1. Field of the Invention
The present invention relates to heatsink retention systems, and more specifically to tool-less, top-actuated, force limiting heatsink retention systems.
2. Background of the Related Art
A heatsink is commonly used to cool a heat-generating component in electronic equipment, such as a computer system, by transferring thermal energy from the heat-generating component to second object or medium, such as ambient air, at a lower temperature. For example, a processor, such as a central processing unit (“CPU”), generates a considerable amount of heat, and must be reliably cooled to remain operational and prevent damage to the CPU. Accordingly, a variety of methods and devices have been developed for securing a heatsink to a circuit board. The heatsink should be secured in a manner that ensures positive engagement between the heatsink and the heat-generating component to be cooled.
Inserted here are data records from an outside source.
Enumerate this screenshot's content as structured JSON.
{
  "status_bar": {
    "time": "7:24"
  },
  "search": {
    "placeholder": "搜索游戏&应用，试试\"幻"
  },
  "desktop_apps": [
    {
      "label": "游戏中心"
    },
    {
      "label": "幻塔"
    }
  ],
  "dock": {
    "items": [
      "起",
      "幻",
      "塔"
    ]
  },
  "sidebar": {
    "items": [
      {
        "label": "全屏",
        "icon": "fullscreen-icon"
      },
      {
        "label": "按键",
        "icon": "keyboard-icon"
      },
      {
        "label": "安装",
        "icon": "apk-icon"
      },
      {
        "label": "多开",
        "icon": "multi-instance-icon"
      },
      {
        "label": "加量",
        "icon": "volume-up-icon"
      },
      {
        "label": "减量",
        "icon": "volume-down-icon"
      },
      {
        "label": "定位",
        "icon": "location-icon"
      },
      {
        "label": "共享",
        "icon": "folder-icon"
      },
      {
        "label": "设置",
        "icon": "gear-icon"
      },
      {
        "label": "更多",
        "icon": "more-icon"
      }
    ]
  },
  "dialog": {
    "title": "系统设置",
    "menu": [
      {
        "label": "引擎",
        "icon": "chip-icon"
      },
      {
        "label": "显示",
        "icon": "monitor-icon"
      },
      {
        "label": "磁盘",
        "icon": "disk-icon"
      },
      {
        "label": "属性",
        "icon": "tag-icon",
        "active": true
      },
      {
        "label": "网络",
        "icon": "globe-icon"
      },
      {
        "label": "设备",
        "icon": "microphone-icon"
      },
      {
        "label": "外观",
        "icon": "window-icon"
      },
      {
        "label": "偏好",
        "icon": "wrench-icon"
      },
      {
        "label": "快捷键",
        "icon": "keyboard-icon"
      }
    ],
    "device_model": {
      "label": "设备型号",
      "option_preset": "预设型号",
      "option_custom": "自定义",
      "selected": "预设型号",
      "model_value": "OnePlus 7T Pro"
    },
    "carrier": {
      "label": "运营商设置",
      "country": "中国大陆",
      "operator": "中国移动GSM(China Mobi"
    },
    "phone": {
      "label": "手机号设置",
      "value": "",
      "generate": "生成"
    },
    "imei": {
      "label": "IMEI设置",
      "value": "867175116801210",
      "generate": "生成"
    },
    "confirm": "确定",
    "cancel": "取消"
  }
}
High performance computer systems and server systems include increasingly complex, high signal speed, integrated circuit devices or microprocessors secured to printed circuit boards to accommodate efficient electronic interconnections within a small spatial footprint. These electronic interconnections are commonly made using a land grid array (LGA) that provides high density, mechanically loaded interconnects between the microprocessor and the printed circuit board. The LGA allows for reliable and efficient interconnection, test and replacement of very costly module configurations while circumventing the inherent reliability and process limitations associated with soldering of large area array packages. Yet, the interconnection of a land grid array of a microprocessor to a printed circuit board involves a high area density of electronic contacts that must be highly reliable over a range of operating environments.
Variations in the mechanical load placed on the electronic contacts of the land grid array should be minimized. Such variations have been reduced by using springs to uniformly distribute the applied load and backing plates to provide support to the back side of the printed circuit board. These mechanical systems may also be responsible for the support of heatsinks in direct contact with the microprocessor to support cooling of the microprocessor during operation. Efficient thermal conduction from the processor to the heat sink depends upon uniform contact and mechanical load being applied across the interface between these two components.
Still, the demand for precise positioning, loading, and cooling of microprocessors can be at odds with efforts to provide higher performance in less space. For example, the layout of devices on the printed circuit board must consider spatial interference between adjacent components on the board, as well other adjacent components within the same enclosure. Furthermore, heatsinks and their attachment devices must avoid consuming excessive real estate on the printed circuit board and must work efficiently without employing dimensions that would unduly enlarge the enclosure.